Interesting take. I was looking at them more in terms of the intended audience of the content that they broadcast (mainstream, specialist) and ownership structure (private, commercial).
TF1, BBC One, and TV2 Denmark do get similar ratings relative to their respective competitors though.
FWIW, I may be wrong but if BBC One and ITV1 are competitors to each other as they're intended to be mainstream channels, BBC Two and Channel 4 seem to be competitors to each other in that they have more specialist content.
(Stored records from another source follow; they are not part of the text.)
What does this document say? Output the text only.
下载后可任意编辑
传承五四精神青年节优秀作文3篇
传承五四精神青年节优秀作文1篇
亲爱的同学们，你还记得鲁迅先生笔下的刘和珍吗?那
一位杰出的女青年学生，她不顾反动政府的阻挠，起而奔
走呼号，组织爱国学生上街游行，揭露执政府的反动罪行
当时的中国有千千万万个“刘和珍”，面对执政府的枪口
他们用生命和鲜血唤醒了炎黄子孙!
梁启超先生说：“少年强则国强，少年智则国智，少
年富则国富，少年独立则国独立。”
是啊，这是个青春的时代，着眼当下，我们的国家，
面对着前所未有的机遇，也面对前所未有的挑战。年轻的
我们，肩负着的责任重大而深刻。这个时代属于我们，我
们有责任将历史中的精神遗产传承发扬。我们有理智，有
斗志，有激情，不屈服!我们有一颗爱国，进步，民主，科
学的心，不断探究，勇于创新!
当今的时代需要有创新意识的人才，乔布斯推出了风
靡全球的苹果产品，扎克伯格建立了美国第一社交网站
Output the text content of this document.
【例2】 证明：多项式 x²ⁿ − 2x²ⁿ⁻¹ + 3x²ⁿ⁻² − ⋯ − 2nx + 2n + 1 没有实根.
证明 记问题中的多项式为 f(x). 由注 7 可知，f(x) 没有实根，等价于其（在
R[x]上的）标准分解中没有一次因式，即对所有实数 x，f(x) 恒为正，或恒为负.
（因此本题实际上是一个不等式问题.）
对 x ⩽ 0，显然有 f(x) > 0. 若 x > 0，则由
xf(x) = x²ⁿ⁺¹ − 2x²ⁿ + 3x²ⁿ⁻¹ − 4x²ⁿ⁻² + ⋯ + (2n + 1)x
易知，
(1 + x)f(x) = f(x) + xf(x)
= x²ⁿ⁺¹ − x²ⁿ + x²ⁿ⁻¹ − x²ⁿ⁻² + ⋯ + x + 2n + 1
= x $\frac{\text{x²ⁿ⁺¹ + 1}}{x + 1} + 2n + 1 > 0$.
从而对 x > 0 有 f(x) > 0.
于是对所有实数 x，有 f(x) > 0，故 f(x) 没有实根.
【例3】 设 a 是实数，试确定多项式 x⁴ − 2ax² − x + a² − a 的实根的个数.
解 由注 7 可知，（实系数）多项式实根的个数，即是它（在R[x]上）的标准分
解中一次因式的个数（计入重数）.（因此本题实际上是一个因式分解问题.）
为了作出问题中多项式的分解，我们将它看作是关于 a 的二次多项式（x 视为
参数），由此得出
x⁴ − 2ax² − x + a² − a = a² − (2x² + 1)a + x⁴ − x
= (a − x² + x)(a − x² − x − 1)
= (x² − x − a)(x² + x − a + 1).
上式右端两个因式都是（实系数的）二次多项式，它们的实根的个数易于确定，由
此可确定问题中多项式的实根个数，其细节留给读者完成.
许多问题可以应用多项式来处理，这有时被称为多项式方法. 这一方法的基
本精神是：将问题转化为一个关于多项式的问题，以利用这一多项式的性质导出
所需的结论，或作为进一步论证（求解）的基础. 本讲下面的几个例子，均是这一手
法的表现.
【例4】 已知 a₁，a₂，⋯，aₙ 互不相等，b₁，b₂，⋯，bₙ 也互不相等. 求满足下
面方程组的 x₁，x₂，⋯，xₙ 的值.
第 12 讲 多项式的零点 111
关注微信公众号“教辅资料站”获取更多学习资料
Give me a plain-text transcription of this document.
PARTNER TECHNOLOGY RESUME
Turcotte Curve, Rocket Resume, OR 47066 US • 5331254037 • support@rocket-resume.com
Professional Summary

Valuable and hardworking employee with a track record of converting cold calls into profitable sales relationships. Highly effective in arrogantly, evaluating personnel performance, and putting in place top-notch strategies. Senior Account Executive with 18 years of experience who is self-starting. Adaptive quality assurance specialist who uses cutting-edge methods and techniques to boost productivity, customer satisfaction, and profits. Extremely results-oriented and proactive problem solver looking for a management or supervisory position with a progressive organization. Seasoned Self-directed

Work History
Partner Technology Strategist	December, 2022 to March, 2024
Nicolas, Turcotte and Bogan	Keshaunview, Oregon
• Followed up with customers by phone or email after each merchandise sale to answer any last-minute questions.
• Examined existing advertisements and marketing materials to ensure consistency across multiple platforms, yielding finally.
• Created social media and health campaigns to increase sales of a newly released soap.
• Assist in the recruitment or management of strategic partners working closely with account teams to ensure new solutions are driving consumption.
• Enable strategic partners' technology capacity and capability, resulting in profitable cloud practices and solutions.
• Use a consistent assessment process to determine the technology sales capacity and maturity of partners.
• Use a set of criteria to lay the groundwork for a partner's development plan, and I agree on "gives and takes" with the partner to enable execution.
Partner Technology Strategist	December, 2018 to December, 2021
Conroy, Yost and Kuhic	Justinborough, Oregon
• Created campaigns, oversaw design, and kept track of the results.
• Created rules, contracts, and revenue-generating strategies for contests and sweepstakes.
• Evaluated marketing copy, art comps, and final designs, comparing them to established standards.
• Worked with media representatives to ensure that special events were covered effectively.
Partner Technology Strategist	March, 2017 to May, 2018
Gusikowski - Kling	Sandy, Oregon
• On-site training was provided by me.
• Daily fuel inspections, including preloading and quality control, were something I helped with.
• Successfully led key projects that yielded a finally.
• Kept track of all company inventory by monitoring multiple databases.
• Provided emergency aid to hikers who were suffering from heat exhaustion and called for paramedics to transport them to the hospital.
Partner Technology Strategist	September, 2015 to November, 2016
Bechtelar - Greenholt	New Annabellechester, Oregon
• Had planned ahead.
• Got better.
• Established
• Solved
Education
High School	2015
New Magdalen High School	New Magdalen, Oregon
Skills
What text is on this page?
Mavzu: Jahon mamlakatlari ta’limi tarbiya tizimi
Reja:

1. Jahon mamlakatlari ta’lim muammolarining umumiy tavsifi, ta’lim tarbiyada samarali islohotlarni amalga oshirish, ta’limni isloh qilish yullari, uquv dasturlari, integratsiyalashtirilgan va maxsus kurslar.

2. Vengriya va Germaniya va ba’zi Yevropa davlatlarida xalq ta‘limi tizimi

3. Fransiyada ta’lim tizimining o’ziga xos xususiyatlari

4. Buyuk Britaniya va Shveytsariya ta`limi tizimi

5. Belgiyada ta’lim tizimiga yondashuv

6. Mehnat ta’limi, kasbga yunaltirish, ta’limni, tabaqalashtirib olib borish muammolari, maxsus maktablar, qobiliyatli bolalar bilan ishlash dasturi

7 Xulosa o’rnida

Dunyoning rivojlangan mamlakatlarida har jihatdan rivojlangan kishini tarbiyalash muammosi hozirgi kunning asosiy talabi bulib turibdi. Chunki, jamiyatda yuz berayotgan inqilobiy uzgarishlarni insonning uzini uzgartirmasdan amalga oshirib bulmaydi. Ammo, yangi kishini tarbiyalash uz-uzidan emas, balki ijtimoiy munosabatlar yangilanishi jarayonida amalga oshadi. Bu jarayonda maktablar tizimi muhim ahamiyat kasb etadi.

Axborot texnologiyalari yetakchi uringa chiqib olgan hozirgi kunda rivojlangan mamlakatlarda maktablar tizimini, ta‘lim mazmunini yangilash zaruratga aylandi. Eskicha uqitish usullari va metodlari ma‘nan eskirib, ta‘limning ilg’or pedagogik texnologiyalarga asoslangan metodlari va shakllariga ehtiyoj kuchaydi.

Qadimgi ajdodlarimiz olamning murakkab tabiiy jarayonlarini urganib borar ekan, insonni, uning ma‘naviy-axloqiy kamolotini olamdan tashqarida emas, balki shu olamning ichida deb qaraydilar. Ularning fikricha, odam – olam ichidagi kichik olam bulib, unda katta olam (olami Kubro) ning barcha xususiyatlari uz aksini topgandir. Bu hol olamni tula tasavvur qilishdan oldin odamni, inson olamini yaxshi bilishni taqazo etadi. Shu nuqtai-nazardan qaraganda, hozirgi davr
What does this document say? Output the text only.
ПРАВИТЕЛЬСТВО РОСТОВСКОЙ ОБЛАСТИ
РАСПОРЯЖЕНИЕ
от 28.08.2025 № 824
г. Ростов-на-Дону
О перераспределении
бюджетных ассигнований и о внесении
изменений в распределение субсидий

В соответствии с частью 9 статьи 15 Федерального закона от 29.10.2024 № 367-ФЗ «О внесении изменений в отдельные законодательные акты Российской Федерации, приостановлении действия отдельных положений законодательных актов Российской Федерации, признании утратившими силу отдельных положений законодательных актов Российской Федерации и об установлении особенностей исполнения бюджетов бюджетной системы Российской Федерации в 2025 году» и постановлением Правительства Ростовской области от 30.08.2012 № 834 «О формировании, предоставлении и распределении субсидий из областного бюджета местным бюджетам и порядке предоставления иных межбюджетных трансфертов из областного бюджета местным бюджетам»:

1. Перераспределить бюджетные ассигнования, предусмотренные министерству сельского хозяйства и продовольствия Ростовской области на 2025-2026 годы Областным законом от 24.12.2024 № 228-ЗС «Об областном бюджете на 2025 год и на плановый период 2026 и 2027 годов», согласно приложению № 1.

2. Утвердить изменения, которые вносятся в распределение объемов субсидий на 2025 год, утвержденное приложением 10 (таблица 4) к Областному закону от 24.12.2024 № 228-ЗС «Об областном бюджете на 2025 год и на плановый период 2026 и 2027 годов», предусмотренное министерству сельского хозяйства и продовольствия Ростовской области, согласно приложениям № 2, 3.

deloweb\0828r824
Further, I believe ITV1 came before BBC Two.
Yes - ITV came before BBC Two (it launched 405 not 625, though it was Band III not Band I so you needed a new aerial and/or TV or bolt-on adaptor in many cases to receive it), but if you are looking at the Danish context, it's difficult to map the channels. DR2 is still really new, and TV2 is much closer to a BBC or C4 channel than ITV as it's government-owned and much more public service than ITV?
I think the reality is that it's really difficult to try and map other countries' channels to a UK context, as they don't exist in a UK context. In Sweden, for instance, there were no domestic commercial TV channels for many, many years (TV3 was beamed in from the UK to get round the Swedish commercial TV rules), and TV4 (which you can kind of equate to ITV in being the main commercial network in Sweden, didn't exist until 30+ years after ITV started in the UK)
Plus the heritage of channels is different, and many countries, like the UK, Sweden, France, Norway, Denmark etc. launched TV services with just a single channel doing all content. Two of the three Scandinavian countries (Sweden is an exception) for many years only had one channel broadcast by their main public service broadcaster, with secondary and tertiary channels only launching once multichannel satellite and then digital TV was launched (DR2 & NRK2 only launched in 1996 for instance) and have far less unque identities and heritage than BBC Two for instance, which launched 30 years earlier.
SVT2 started in a very different way to BBC Two (for years the then 'TV2' in Sweden was encouraged to compete with the original SVT 'Kanal 1' service, and they were editorially independent of each other within Sveriges Radio/Television, and TV2 (these days branded SVT2) - was more popular than the first channel, and was able to carry regional content (Kanal 1 was VHF, TV2 - like BBC Two - was UHF and thus more regionalised). It wasn't until TV4 launched in Sweden in the 90s that SVT2 stopped being the most popular channel in Sweden, and the two channels were revamped and became much more integrated with each other.